Otra idea que intenta transmitir este deporte es que el exceso puede ser nocivo. Bien está que un jugador busque la victoria de su equipo y se emplee a fondo, pero si se pasa en ardor y usa la violencia, tiene muchas posibilidades de ser expulsado, con lo que causará un grave perjuicio al equipo que quería que fuese vencedor a toda costa. No es mala enseñanza ésta de que la moderación es superior al exceso, y lo justo a lo demasiado.
Por último, entiendo que el fútbol, al ser jugado por once personas, favorece la noción de trabajo en equipo. No es tan importante hacer una buena jugada individual como triunfar y llevarse la victoria y los puntos.
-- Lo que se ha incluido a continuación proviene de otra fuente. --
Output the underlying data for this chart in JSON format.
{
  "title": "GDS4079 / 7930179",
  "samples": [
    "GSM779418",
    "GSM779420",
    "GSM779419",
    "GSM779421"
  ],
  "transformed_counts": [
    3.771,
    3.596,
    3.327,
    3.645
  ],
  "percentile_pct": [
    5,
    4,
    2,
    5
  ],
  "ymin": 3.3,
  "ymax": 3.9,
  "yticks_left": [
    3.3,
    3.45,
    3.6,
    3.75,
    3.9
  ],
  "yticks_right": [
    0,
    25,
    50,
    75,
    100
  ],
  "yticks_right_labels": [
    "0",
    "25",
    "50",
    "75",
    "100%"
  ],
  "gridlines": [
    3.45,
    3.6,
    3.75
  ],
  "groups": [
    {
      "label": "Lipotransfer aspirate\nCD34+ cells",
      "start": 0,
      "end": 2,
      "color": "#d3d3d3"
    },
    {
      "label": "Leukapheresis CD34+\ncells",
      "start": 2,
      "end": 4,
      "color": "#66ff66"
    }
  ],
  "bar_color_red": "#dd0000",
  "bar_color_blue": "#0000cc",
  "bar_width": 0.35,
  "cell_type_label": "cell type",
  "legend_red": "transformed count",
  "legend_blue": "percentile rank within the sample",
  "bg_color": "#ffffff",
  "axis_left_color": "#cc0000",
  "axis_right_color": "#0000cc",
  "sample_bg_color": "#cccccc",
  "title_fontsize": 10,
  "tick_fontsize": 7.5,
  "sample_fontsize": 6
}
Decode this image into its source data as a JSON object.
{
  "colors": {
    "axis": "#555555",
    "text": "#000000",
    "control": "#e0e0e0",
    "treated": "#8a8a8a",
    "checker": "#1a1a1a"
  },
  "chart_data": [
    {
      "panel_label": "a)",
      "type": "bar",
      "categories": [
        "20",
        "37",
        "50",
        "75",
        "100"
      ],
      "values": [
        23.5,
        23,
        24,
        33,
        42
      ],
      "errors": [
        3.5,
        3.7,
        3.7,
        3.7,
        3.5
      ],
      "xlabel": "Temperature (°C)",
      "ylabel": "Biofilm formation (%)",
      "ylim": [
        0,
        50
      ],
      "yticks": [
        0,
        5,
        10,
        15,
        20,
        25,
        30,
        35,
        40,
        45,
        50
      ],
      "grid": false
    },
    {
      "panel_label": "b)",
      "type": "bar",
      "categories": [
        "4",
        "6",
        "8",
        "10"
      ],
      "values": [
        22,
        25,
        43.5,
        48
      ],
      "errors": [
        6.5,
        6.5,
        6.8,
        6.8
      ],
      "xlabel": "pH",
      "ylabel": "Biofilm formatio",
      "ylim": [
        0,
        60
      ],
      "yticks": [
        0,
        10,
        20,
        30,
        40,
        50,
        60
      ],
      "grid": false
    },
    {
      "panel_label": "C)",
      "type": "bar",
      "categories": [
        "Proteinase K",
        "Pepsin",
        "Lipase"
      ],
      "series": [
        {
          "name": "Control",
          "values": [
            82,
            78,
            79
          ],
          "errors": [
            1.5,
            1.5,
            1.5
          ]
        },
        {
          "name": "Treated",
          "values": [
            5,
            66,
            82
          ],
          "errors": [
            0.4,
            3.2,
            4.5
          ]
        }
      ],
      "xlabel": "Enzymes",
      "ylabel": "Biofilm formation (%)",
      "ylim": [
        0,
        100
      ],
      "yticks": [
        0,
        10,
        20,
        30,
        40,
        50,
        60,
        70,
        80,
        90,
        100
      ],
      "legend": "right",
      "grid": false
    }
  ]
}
Esto es interesante y puede ser hasta formativo en un país tan individualista como el nuestro. Quizá no sea casualidad que -hasta hace poco- hayamos destacado más en deportes practicados por una sola persona (ciclismo, tenis, piragüismo, atletismo, etcétera) que en los de equipo. Esto, afortunadamente, está cambiando con las nuevas generaciones.
Por todo lo expuesto, creo que el fútbol no es sólo pasión, patadas y griterío, o al menos no tendría que serlo. Hay también, como en la mayoría de los deportes, un aspecto educativo, que quizá -entre todos- debamos favorecer. No es malo que los chicos jueguen al fútbol y a deportes similares, y me alegro mucho de que ahora lo puedan hacer con portería y balón «de verdad», y no con la penuria de la piedra y las alcantarillas.
Publicado en "La Nueva España" el 29 de Abril de 2009.